Inculpé de recel, Etiévant fut poursuivi le 25 juillet 1892 aux Assises de Versailles, avec Faugoux*, Chevenet* et Drouhet, et condamné à cinq ans de prison. Lors de ce procès il fit une déclaration de défense qui fut reproduite et traduite à plusieurs reprises sous des titres différents — Défense de G. Etiévant aux assises de Versailles ; "Défense d’Etiévant que les juges de Versailles ont refusé d’entendre" (publiée par le journal Le Pot à colle) ; Légitimation des actes de révolte (Roubaix) ; Un anarchiste devant les tribunaux (Paris, Ed. La Révolte, Bruxelles, Publications de la bibliothèque des Temps Nouveaux, 1895), etc.
Après avoir purgé sa peine entre autres à la centrale de Poissy où il était incarcéré en 1893 selon un document de l’administration pénitentiaire, Etiévant collabora au Libertaire à partir de juillet 1897 en assumant les fonctions de secrétaire de rédaction. Suite à un article intitulé « Le lapin et le chasseur », paru dans le n° 99 du 3-10 octobre 1897 (et non dans le n° 103, comme souvent indiqué), il fut condamné par contumace en décembre 1897 à deux ans de prison. Le 18 janvier 1898, Etiévant, que l’on croyait parti pour la Belgique ou l’Angleterre, passait chez son ancien logeur qui l’informait avoir reçu pour lui un mandat du juge d’instruction. Dans la nuit Etiévant poignardait un planton du poste de police de la rue Berzélius (XVIIe arr.) et un second agent venu au secours de son collègue. Après avoir été maîtrisé et conduit au commissariat sans avoit été fouillé, il tirait avec son revolver sur un autre agent. Les trois policiers ne furent que légèrement blessés. Selon ses déclarations il aurait "choisi des gardiens de la paix pour victimes, parce qu’ils [lui avaient] paru être l’emblème de l’autorité, de l’ordre social qui... opprime", regrettant de n’avoir pas eu la possibilité de taper plus haut.

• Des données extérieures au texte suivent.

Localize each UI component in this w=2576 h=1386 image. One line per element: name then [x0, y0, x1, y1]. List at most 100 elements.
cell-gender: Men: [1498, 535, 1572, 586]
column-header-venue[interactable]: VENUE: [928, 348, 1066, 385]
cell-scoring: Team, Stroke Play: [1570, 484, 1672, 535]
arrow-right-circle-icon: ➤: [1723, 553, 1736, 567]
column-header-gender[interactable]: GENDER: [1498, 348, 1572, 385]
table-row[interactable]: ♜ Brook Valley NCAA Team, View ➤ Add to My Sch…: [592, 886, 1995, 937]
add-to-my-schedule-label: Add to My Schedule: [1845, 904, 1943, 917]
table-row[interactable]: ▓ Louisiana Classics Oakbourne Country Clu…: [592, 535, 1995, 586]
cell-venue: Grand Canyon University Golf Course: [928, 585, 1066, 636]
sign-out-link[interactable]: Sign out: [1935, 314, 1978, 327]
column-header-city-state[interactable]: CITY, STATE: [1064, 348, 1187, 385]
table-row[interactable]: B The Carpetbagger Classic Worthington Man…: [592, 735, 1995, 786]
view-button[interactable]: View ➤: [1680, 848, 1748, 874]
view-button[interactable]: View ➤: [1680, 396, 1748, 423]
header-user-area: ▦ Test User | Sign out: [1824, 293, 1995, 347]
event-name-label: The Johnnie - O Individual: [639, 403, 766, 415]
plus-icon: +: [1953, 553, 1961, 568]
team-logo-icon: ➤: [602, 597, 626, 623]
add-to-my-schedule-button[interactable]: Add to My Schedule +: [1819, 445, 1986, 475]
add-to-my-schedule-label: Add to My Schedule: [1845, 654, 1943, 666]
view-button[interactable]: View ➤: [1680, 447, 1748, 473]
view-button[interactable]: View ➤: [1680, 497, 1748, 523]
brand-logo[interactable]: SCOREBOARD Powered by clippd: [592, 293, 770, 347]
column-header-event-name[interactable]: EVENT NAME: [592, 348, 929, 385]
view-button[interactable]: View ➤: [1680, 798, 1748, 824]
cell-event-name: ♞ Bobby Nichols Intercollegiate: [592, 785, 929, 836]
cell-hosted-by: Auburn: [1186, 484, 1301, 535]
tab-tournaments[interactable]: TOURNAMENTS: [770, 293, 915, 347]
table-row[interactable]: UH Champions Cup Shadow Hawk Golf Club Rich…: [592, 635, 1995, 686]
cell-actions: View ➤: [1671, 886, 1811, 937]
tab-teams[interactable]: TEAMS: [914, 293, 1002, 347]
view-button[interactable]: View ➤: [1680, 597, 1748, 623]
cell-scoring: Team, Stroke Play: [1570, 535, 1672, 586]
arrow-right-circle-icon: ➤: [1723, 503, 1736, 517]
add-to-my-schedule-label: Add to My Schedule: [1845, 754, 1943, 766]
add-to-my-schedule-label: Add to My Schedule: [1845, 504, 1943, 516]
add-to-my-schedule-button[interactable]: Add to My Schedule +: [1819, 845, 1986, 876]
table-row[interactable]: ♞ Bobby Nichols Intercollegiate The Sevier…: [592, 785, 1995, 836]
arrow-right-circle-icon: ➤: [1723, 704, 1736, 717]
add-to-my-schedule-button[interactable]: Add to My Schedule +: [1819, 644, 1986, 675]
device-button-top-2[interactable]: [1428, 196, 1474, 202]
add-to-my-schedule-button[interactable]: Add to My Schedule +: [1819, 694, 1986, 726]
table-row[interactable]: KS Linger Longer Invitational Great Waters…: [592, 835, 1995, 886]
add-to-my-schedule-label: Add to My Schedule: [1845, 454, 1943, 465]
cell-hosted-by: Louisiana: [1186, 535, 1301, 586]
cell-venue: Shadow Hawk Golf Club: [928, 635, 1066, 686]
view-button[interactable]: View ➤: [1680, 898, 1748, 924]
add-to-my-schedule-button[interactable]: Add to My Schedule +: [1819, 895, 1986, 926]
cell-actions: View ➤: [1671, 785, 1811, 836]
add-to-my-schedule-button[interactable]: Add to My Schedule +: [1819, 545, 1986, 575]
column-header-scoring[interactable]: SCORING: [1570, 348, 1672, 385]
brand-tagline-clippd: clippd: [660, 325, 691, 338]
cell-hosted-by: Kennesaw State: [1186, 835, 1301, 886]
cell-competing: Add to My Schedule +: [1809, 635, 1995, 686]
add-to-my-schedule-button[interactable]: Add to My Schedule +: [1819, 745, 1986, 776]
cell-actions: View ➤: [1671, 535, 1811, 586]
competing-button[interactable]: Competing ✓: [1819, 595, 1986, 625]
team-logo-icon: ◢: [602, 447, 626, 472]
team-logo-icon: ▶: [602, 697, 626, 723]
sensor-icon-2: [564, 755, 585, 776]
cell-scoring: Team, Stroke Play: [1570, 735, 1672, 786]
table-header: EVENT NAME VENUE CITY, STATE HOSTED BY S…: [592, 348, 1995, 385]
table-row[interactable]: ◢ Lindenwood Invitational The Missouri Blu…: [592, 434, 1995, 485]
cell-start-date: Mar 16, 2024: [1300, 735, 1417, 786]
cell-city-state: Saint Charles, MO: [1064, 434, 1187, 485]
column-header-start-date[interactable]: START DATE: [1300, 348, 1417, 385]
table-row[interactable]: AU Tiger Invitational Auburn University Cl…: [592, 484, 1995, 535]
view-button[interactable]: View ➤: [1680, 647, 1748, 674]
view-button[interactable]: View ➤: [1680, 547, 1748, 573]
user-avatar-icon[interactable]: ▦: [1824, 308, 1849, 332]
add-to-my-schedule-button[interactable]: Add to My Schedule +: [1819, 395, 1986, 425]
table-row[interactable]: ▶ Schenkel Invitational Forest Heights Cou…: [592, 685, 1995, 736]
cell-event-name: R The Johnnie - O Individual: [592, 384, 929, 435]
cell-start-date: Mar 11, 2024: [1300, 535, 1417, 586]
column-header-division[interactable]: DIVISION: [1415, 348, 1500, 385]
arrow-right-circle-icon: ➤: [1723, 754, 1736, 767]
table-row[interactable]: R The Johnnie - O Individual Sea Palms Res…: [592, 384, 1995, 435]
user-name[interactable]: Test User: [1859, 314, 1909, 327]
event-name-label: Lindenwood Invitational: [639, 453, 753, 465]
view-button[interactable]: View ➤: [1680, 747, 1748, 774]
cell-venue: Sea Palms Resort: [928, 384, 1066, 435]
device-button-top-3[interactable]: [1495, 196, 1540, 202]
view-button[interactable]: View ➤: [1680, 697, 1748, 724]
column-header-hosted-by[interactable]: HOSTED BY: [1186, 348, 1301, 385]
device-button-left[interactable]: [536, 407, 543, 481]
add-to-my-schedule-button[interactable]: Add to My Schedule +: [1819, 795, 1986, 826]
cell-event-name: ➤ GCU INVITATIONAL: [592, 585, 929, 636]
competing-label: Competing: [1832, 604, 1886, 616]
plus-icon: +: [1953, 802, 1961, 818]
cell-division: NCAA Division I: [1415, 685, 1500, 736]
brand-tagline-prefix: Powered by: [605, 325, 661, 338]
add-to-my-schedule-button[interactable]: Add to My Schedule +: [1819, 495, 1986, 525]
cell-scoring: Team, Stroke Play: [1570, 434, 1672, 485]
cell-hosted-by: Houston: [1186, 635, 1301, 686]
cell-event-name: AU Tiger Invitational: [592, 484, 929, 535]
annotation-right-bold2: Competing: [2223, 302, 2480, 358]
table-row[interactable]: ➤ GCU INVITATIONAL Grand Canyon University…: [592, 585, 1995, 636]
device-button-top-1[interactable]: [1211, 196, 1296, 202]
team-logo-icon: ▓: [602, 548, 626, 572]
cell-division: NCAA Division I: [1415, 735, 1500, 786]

Traduit devant la cour d’assises de la Seine le 15 juin 1898, La Gazette des tribunaux le présentait ainsi : « De taille moyenne, aux traits fins et aux yeux bleus, il a le crâne dénudé et porte la moustache tombante. Ses mains sont longues et fines. » Lors du procès, Etiévant déclara : « Je ne tiens pas à la vie ; elle n’est, pour moi, faite que de misères ». Cette nouvelle déclaration fit l’objet d’une brochure publiée en 1898 par Les Temps nouveaux. Bien que n’ayant tué personne, Etiévant fut condamné à mort, puis la peine fut commuée en travaux forcés à perpétuité. Il fut envoyé au bagne de Guyane où il mourut aux îles du Salut le 6 février 1900 à onze heures du matin.
Son frère Henri, Achille, qui figurait au Carnet B de Seine et Oise en 1923, en fut rayé le 10 décembre 1929.

SOURCES : J. Maitron, Histoire du mouvement anarchiste..., op. cit.Le Père Peinard, 7 août 1892 — Le Libertaire, 3 octobre 1897 — La Gazette des tribunaux, 16 juin 1898 — R. Bianco, Un siècle de presse, op. cit. — Le Temps, 20 janvier 1898 — Le Figaro, 20 janvier 1898 — ANOM, Aix-en-Provence — Arch. Nat. F7/14693 — Etat civil de Paris.